Currently the code just asserts in debug mode to make sure the dynamic
array is big enough. Would I have to use enforce to get this merged
into std.conv.to?

BTW: Is the asArray behavior really what'd be expected from
to!(ubyte[16])(dynarray)?

asArray does explicitly not make a copy, so changing the returned
static array will change the dynamic array's content.

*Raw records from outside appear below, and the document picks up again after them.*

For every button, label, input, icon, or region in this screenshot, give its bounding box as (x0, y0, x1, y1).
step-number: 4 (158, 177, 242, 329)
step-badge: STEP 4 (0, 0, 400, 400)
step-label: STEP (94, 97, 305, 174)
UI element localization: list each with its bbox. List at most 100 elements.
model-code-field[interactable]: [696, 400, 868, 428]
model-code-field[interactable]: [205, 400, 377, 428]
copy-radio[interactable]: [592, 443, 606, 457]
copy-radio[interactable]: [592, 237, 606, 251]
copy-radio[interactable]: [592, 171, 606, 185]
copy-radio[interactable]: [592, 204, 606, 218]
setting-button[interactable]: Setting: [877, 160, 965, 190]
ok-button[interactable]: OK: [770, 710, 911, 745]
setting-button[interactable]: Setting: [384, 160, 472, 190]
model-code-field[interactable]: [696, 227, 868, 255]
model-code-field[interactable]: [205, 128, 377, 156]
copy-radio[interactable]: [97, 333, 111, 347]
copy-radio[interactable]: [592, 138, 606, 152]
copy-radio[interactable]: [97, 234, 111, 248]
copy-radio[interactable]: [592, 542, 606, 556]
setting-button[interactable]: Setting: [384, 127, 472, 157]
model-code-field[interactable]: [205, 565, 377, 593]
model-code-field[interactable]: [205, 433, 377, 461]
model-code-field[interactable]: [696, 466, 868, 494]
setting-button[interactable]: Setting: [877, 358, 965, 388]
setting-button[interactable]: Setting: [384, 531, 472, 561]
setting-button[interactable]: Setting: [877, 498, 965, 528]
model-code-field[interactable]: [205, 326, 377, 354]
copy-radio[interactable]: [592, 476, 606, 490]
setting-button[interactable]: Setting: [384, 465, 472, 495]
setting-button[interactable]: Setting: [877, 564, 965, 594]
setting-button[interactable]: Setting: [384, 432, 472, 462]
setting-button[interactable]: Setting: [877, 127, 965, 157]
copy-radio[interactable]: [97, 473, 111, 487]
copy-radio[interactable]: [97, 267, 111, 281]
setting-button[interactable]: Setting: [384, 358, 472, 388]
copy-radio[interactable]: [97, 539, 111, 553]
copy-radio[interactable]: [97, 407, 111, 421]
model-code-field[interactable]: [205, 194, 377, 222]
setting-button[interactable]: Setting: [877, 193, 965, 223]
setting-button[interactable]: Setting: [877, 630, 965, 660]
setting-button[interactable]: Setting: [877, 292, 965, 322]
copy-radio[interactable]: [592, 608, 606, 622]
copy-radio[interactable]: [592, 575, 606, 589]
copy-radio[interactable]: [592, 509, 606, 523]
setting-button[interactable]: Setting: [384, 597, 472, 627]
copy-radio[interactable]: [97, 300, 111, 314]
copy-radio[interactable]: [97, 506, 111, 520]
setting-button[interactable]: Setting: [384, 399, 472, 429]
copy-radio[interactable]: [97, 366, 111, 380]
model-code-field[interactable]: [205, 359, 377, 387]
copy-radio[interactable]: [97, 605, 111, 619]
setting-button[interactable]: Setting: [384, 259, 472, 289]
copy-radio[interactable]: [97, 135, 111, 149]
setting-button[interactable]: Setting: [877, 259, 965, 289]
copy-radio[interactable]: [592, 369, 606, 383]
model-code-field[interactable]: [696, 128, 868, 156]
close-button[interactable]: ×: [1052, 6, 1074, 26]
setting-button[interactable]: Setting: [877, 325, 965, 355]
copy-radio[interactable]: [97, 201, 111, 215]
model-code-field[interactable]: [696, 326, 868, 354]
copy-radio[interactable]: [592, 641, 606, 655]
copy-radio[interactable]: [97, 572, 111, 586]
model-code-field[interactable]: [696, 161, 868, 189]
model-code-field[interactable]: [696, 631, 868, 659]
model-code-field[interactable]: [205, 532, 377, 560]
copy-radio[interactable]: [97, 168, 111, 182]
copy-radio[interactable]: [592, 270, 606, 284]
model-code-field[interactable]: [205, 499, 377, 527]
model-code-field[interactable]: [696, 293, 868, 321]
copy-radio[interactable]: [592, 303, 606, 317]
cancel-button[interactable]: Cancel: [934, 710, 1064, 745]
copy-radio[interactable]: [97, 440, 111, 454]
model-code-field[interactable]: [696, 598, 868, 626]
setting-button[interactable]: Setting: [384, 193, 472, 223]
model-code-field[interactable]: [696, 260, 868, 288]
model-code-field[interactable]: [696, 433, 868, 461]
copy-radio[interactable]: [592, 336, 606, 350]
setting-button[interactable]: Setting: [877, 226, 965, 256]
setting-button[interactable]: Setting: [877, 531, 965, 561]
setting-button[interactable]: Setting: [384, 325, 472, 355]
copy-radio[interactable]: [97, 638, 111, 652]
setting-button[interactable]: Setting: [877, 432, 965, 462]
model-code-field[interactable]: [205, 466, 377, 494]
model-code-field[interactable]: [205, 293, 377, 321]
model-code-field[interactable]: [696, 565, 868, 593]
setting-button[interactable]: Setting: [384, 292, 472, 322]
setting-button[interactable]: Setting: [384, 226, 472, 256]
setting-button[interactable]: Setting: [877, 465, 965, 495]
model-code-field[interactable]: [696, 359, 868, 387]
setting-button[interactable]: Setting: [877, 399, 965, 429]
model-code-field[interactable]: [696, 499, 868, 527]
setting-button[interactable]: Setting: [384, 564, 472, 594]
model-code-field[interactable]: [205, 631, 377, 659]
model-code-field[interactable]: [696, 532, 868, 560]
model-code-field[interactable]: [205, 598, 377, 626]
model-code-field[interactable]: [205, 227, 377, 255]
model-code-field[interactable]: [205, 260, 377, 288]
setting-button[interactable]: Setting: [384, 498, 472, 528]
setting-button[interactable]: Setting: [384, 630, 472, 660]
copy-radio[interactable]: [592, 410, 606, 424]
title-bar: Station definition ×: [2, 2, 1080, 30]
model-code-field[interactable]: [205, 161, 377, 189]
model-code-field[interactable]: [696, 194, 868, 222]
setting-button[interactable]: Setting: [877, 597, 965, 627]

>  > * The fact that digests aren't unique is trivial by the pigeonhole
>  > principle, and should not be listed as a bug (the BUGS: tag
>  > implies bugs in the implementation). It's more interesting if a
>  > document can be altered to produce a specific digest. If that's
>  > what you meant, include a link to the appropriate work.
> 
> I do suspect it's the latter as it is a well known issue that MD5 is 
> reversible in reasonable amount of time on modern PCs. See rainbow
> tables.

That was part of the original std.md5 documentation and I just left it
in. To be honest I'm not sure what was meant by that statement. I
always thought it referred to hash collisions, but as you said those
occur for every digest.
So I think you're right and it's better to remove this from the BUGS
section.

> 
>  > * I don't think the aliases for WrapperDigest!Xyz should be
>  > defined. Just call that Digest!Xyz and have people use it. It's
>  > about as short as the aliases.
> 
> Actually +1. I'm just wondering if there is something that'll make 
> people do class version but not the struct one (bypassing the
> wrapper).

The interface is already called Digest ;-)
I'm not sure, I'd rather leave things as they are. There might be
reasons not to use the wrapper template for some digests (e.g. special
functionality not covered by the wrapper)

> 
>  > I vote for inclusion whether or not the points above are
>  > addressed, but of course it would be great if they were minded
>  > before release. Apologies for the late review.
> 
> 

Thanks for the review, I hope I addressed most of your points.